Les faits, tels qu'ils ont été exposés par le requérant, peuvent
se résumer comme suit :
Le 16 août 1994, le requérant adressa un écrit à l'organe de
tutelle de la commission d'arbitrage du transport d'Aragon (Junta
arbitral de Transporte de Aragón), en l'informant de son intention de
présenter une réclamation contre certains débiteurs de frets
internationaux devant la commission d'arbitrage. Il demanda toutefois
la récusation des membres de la commission d'arbitrage existante ainsi
que celle de son président.
Le 22 août 1994, le requérant présenta deux demandes devant
ladite commission d'arbitrage.
Le 22 septembre 1994, celle-ci fit part au requérant qu'il n'y
avait pas lieu de modifier sa composition.
Le 17 octobre 1994, le requérant fut appelé à comparaître devant
la commission d'arbitrage en vue d'une audience fixée au
31 octobre 1994.
Le même jour, le requérant insista sur son désaccord quant à la
composition de cette dernière.
Par décision du 31 octobre 1994, la commission d'arbitrage rejeta
les demandes du requérant précisant, d'une part, qu'elle n'était pas
compétente en raison du montant des réclamations et, d'autre part, que
le requérant n'avait, en tout état de cause, pas comparu à l'audience,
ce qui impliquait son désistement.
Le 22 novembre 1994, le requérant présenta un recours en
annulation de cette décision, qui fut rejeté par arrêt de l'Audiencia
provincial de Saragosse en date du 17 mai 1995, étant donné le
désistement du requérant, non-comparant à l'audience devant la
commission d'arbitrage, et l'incompétence de cette dernière en raison
du montant des réclamations.
Le requérant saisit alors le Tribunal constitutionnel d'un
recours d'"amparo" qui, par décision du 25 mars 1996, rejeta le recours
comme étant dépourvu de fondement constitutionnel.

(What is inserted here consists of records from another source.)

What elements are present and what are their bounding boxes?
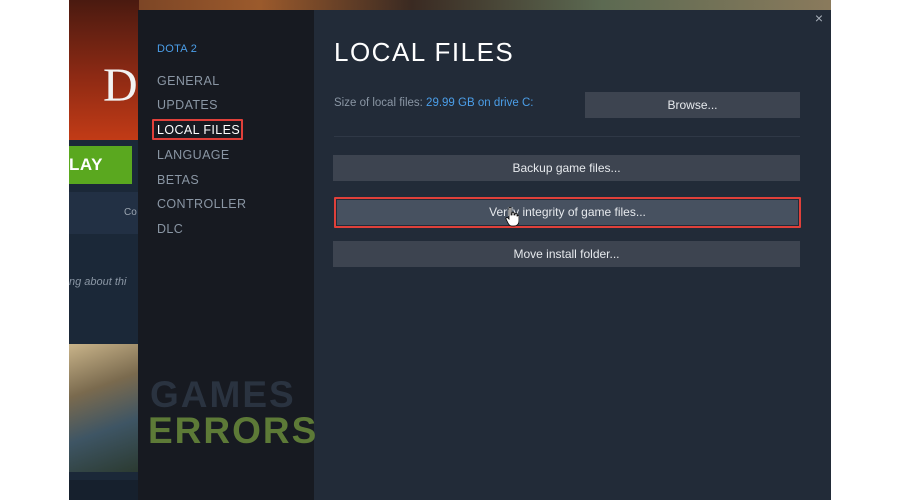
close-icon[interactable]: × [812,10,826,26]
sidebar-game-title: DOTA 2 [157,43,198,55]
background-play-button[interactable]: LAY [69,146,132,184]
sidebar-item-language[interactable]: LANGUAGE [157,148,230,162]
sidebar-highlight-box [152,119,243,140]
sidebar-item-dlc[interactable]: DLC [157,222,183,236]
watermark-errors-text: ERRORS [148,410,319,451]
hand-cursor-icon [505,207,519,227]
browse-button[interactable]: Browse... [585,92,800,118]
sidebar-item-betas[interactable]: BETAS [157,173,199,187]
background-bottom-strip [69,480,139,500]
watermark-games-text: GAMES [150,374,296,415]
sidebar-item-updates[interactable]: UPDATES [157,98,218,112]
section-divider [334,136,800,137]
background-game-logo-letter: D [103,59,138,112]
background-artwork-thumbnail [69,344,139,472]
move-install-folder-button[interactable]: Move install folder... [333,241,800,267]
sidebar-item-general[interactable]: GENERAL [157,74,220,88]
verify-highlight-box [334,197,801,228]
page-title: LOCAL FILES [334,37,515,67]
background-activity-text: ng about thi [69,276,127,288]
size-label-text: Size of local files: [334,97,427,109]
background-side-text: Co [124,207,137,218]
sidebar-item-controller[interactable]: CONTROLLER [157,197,246,211]
size-value-link[interactable]: 29.99 GB on drive C: [426,97,533,109]
backup-game-files-button[interactable]: Backup game files... [333,155,800,181]
local-files-size-info: Size of local files: 29.99 GB on drive C… [334,97,533,109]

La décision précisa
que le tribunal a quo avait donné une réponse motivée et dépourvue
d'arbitraire et conclut que la procédure avait respecté les règles de
procédure et le principe du contradictoire.
GRIEF
Le requérant se plaint de ce que sa cause n'a pas été jugée par
un tribunal établi par la loi et estime que le bien-fondé de ses
demandes n'a été examiné ni par la commission d'arbitrage, ni par
l'Audiencia provincial. Il invoque l'article 6 par. 1 de la
Convention.
EN DROIT
Le requérant se plaint de ce que sa cause n'a pas été entendue
par un tribunal établi par la loi, décidant de son bien-fondé. Il
invoque l'article 6 par. 1 (art. 6-1) de la Convention qui, en ses
dispositions pertinentes, dispose :
"1. Toute personne a droit à ce que sa cause soit entendue
équitablement (...) par un tribunal (...) établi par la
loi, qui décidera, (...) des contestations sur ses droits
et obligations de caractère civil (...)"
La Commission note que la commission d'arbitrage rejeta les
demandes du requérant dans la mesure où elle n'était pas compétente en
raison du montant des réclamations. Par ailleurs, le fait que le
requérant n'a pas comparu à l'audience impliquait son désistement. La
Commission observe que l'Audiencia provincial de Saragosse, saisie d'un
recours en annulation de la décision de la commission d'arbitrage,
confirma cette dernière sur la base, d'une part, du désistement du
requérant, non-comparant à l'audience devant la commission d'arbitrage
et, d'autre part, de l'incompétence de la commission d'arbitrage du
fait que le montant des réclamations dépassait ses attributions.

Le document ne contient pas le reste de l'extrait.